Plusieurs dirigeants africains réunis à Nairobi, au Kenya, sous les auspices de l'Autorité intergouvernementale pour le développement (IGAD), ont demandé au gouvernement somalien de mettre en place une nouvelle équipe dans un délai de deux semaines et de finaliser un train de nouvelles mesures entrant dans le cadre de la nouvelle feuille de route censée amener le pays à la paix.
Le sommet de l'IGAD, qui s'est tenu mardi et mercredi a fustigé l'incapacité des dirigeants politiques somaliens à réformer le pays, et ce malgré la mise en place de plusieurs réformes en quatre ans, notamment l'élaboration d'une nouvelle constitution et d'un texte de loi régissant tout particulièrement l'organisation des élections législatives.
Par le biais du communiqué rendu public à Nairobi, à l'issue de la rencontre de deux jours, qui s'est tenue en présence des dirigeants politiques de la région, en particulier du Premier ministre éthiopien, Meles Zenawi, du président kenyan, Mwai Kibaki, du Premier vice-président du Soudan, Salva Kiir, des présidents djiboutien et ougandais, Ismael Omar Guelleh et Yoweri Museveni, les participants ont donné lecture d'une loi sur les émeutes destinée aux leaders politiques de la Somalie, les jugeant responsables du chaos dans le pays.
Le sommet de l'IGAD a décidé de nommer un facilitateur de paix en Somalie chargé de superviser la mise en oeuvre d'une nouvelle feuille de route pour l'instauration de la paix dans ce pays déchiré de la Corne de l'Afrique, une mesure qui pourrait être suivie par une reconduction du président Abdullahi Yusuf à son poste afin de lui permettre d'appliquer les réformes politiques envisagées.
Le Gouvernement fédéral de transition (TFG) a été créé en octobre 2004 dans le but de promouvoir un retour à la normale en Somalie.
Il faut cependant noter que les combats se sont intensifiés en Somalie depuis l'installation de ce gouvernement.
Une alliance des chefs de guerre et de divers clans opposée au président Yusuf a organisé plusieurs tentatives pour assassiner le chef de l'Etat et réussi à éliminer certains des hauts responsables du gouvernement.
S'exprimant à Nairobi, les dirigeants se sont plaints de la poursuite des violences en Somalie et ont ouvertement critiqué le président Yusuf pour le bras de fer interminable qui l'oppose au président du Parlement, deux poids lourds engagés dans un combat pour la suprématie, une situation qui a entraîné l'échec des efforts de réconciliation.
Le sommet d'urgence, convoqué à la demande de la Commission européenne (CE) et des puissants alliés du processus de paix en Somalie, le Forum des Partenaires de l'IGAD (IPF), a également accusé le Conseil de Sécurité des Nations Unies d'avoir refusé d'accorder son appui audit processus.
“La situation en Somalie n'a pas reçu l'attention requise de la part du Conseil de Sécurité des Nations Unies, la manière dont le Conseil de Sécurité de l'ONU a jugé inutile de faire quelque chose pour un pays africain dont le sort méritait de retenir son attention est aussi révélatrice de l'incapacité de l'Union africaine à agir”, a déclaré Meles Zenawi.
Le vice-président de la Commission de l'Union africaine, Erastus Mwencha, a affirmé que l'UA est sur le point d'organiser une collecte de fonds pour financer la force de paix et de stabilisation en Somalie.
Il a également expliqué que malgré les efforts consentis pour sécuriser le pays, le déficit de personnel militaire et du fait des extraordinaires exigences des Etats fournisseurs de contingents militaires, il n'a pas été possible d'assurer la sécurité des diverses installations du gouvernement somalien.
“Cette réunion est extrêmement importante pour le rétablissement de la paix en Somalie.
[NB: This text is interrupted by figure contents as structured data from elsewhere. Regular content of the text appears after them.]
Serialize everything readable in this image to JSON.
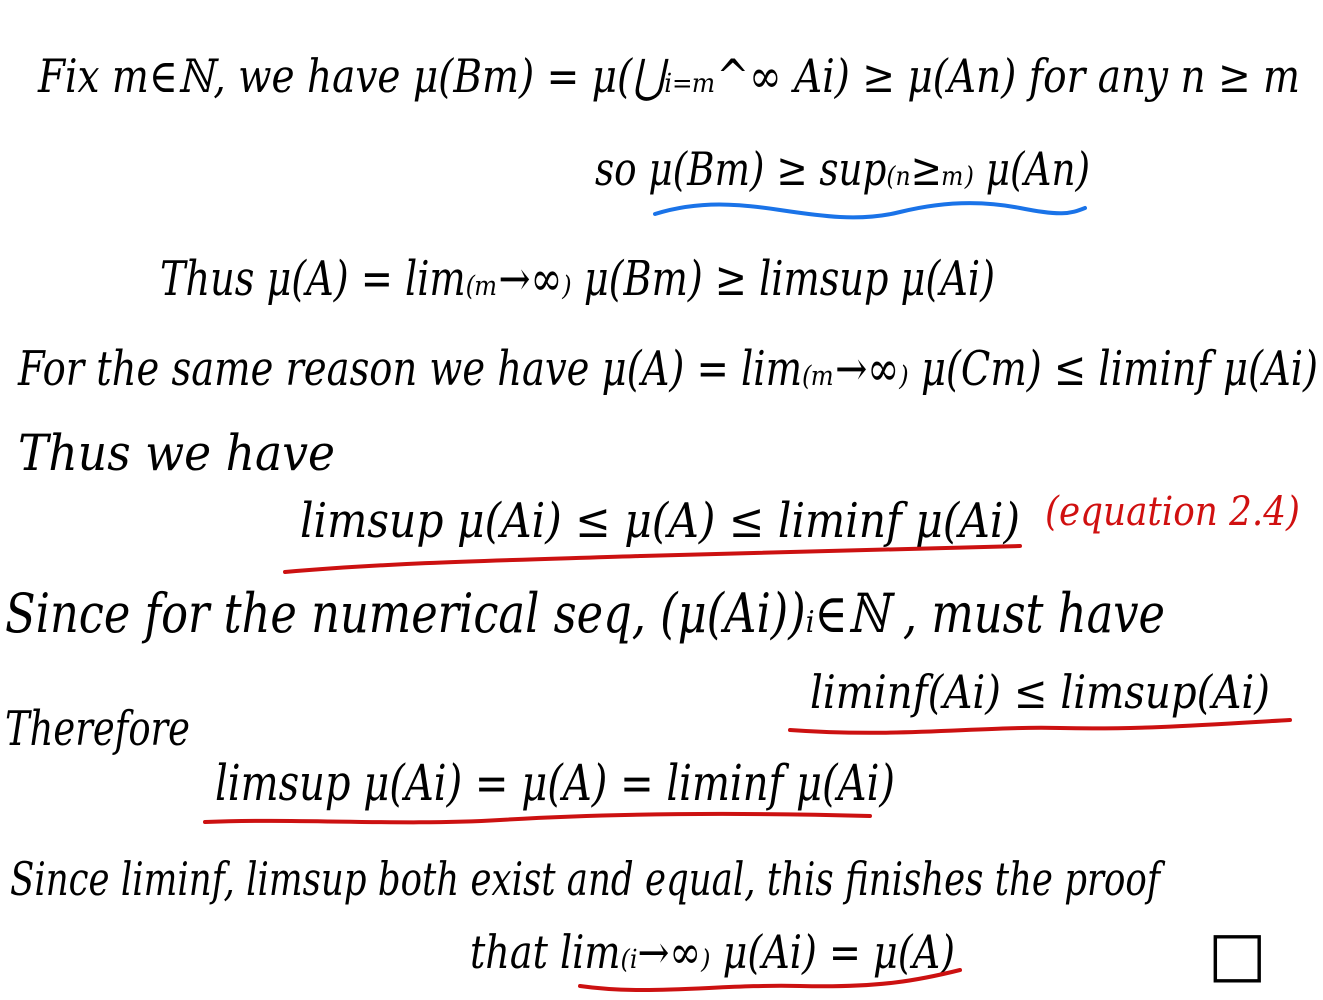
{
  "lines": [
    "Fix m∈ℕ, we have μ(Bm) = μ(⋃ᵢ₌ₘ^∞ Ai) ≥ μ(An) for any n ≥ m",
    "so μ(Bm) ≥ sup₍ₙ≥ₘ₎ μ(An)",
    "Thus μ(A) = lim₍ₘ→∞₎ μ(Bm) ≥ limsup μ(Ai)",
    "For the same reason we have μ(A) = lim₍ₘ→∞₎ μ(Cm) ≤ liminf μ(Ai)",
    "Thus we have",
    "limsup μ(Ai) ≤ μ(A) ≤ liminf μ(Ai)",
    "Since for the numerical seq, (μ(Ai))ᵢ∈ℕ , must have",
    "liminf(Ai) ≤ limsup(Ai)",
    "Therefore",
    "limsup μ(Ai) = μ(A) = liminf μ(Ai)",
    "Since liminf, limsup both exist and equal, this finishes the proof",
    "that lim₍ᵢ→∞₎ μ(Ai) = μ(A)"
  ],
  "annotation": "(equation 2.4)",
  "qed": "□"
}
La communauté internationale doit jouer un rôle en oeuvrant à la promotion de la paix en Somalie. Les efforts déployés pour restaurer la paix en Somalie n'ont jusqu'ici pas été couronnés de succès car les effectifs militaires nécessaires n'ont jamais été mis à disposition, ce qui a contribué au règne de l'insécurité dans le pays”, a mentionné le responsable de l'UA.
Il a indiqué que l'UA est en voie de mobiliser des forces supplémentaires pour la Somalie.
Le Kenya a récemment promis d'apporter sa contribution à la formation de 10.000 personnels de la police et de l'armée pour aider la Somalie à se remettre sur ses pieds.
Cependant, des responsables soulignent que l'échec du précédent dialogue inter-somalien est seul responsable des obstacles rencontrés par les efforts de paix.